Demo: Combination and fragmentation, an alternative to encryption for secure outsourced data storage

Outsourcing data storage is a common practice nowadays, and it will become even more popular with the emergence of the cloud computing paradigm which aims at providing computing resources as utilities and services. One potential issue is that all the stored data can be accessed by default by the cloud operator who can potentially use it for its own benefits. Furthermore, even if the cloud operator is honest, she can be compromised by attackers who have great interest in attacking data centers which aggregate data of several companies and users. The challenge is therefore to protect the confidentiality of data in an outsourced storage scenario and in particular protect documents stored in the cloud against curious or compromised storage service operators. As the number of cloud offerings is increasing, we explore the possibility of leveraging on a multi-cloud architecture to enhance security. In this line of thought, the first application we looked at is secure data storage: we propose to fragment data in n chunks and store fragments at different cloud operators to prevent a single cloud operator from having access to the whole data.
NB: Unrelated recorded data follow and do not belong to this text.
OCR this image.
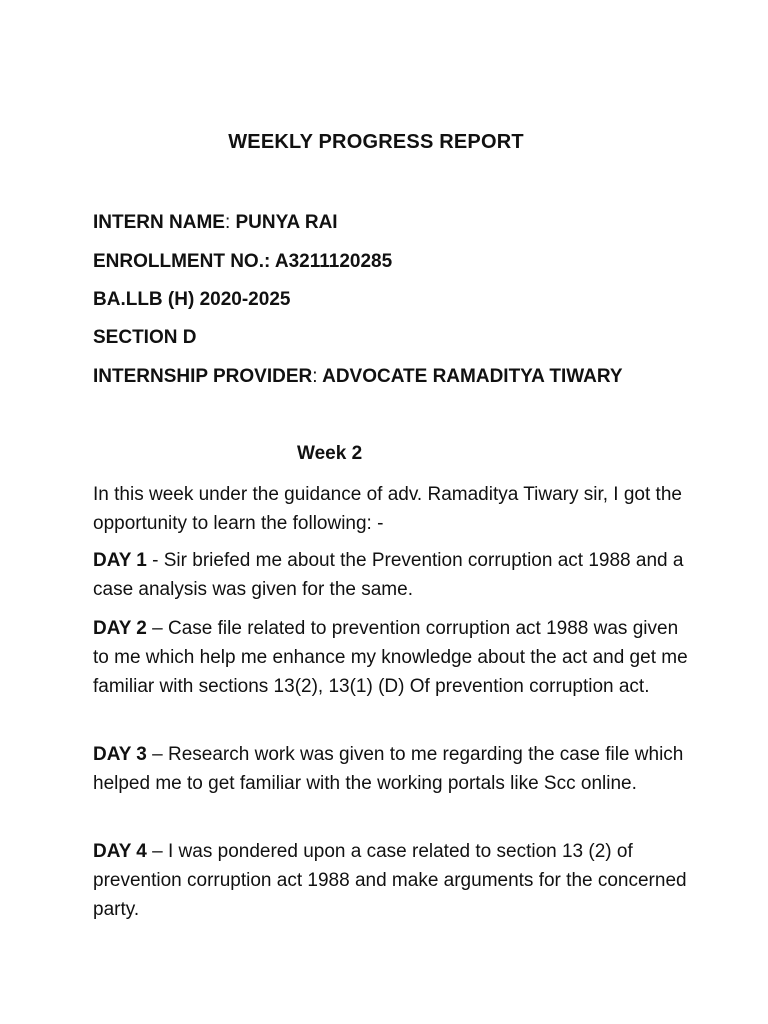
WEEKLY PROGRESS REPORT
INTERN NAME: PUNYA RAI
ENROLLMENT NO.: A3211120285
BA.LLB (H) 2020-2025
SECTION D
INTERNSHIP PROVIDER: ADVOCATE RAMADITYA TIWARY
Week 2
In this week under the guidance of adv. Ramaditya Tiwary sir, I got the opportunity to learn the following: -
DAY 1 - Sir briefed me about the Prevention corruption act 1988 and a case analysis was given for the same.
DAY 2 – Case file related to prevention corruption act 1988 was given to me which help me enhance my knowledge about the act and get me familiar with sections 13(2), 13(1) (D) Of prevention corruption act.
DAY 3 – Research work was given to me regarding the case file which helped me to get familiar with the working portals like Scc online.
DAY 4 – I was pondered upon a case related to section 13 (2) of prevention corruption act 1988 and make arguments for the concerned party.
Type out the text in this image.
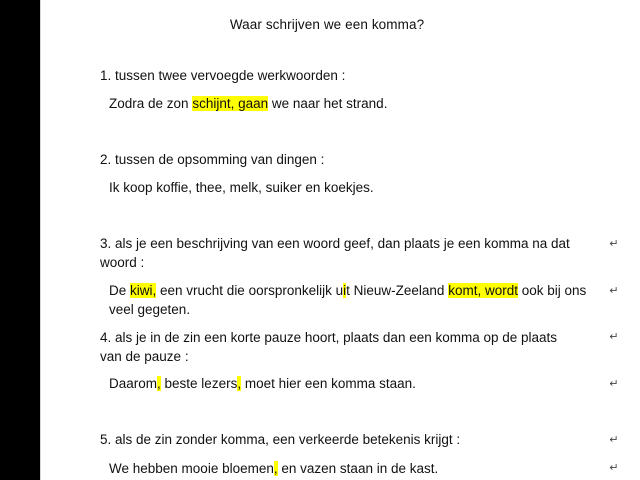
Waar schrijven we een komma?
1. tussen twee vervoegde werkwoorden :
Zodra de zon schijnt, gaan we naar het strand.
2. tussen de opsomming van dingen :
Ik koop koffie, thee, melk, suiker en koekjes.
3. als je een beschrijving van een woord geef, dan plaats je een komma na dat woord :
De kiwi, een vrucht die oorspronkelijk uit Nieuw-Zeeland komt, wordt ook bij ons veel gegeten.
4. als je in de zin een korte pauze hoort, plaats dan een komma op de plaats van de pauze :
Daarom, beste lezers, moet hier een komma staan.
5. als de zin zonder komma, een verkeerde betekenis krijgt :
We hebben mooie bloemen, en vazen staan in de kast.
↵
↵
↵
↵
↵
↵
This is not sufficient from a confidentiality perspective though because each chunk still contains part of the information in clear. We thus propose to further perform random linear combinations of the chunks seen as vectors in a Galois field. With high probability, n such random linear combinations form a full rank matrix and allow decoding the data if the associated coefficients are known, while it preserves the confidentiality of data if the coefficients are not known. It is also possible to generate k additional chunks for resilience, by performing additional random linear combinations of either original chunks or already combined chunks. This latter option means that it is possible for a mandated honest-but-curious intermediary to monitor the available chunks and generate additional ones on the fly should some clouds fail, thus maintaining resilience to a given level without compromising confidentiality of the data. This solution is thus interesting because it protects both confidentiality and resilience with the same mechanism.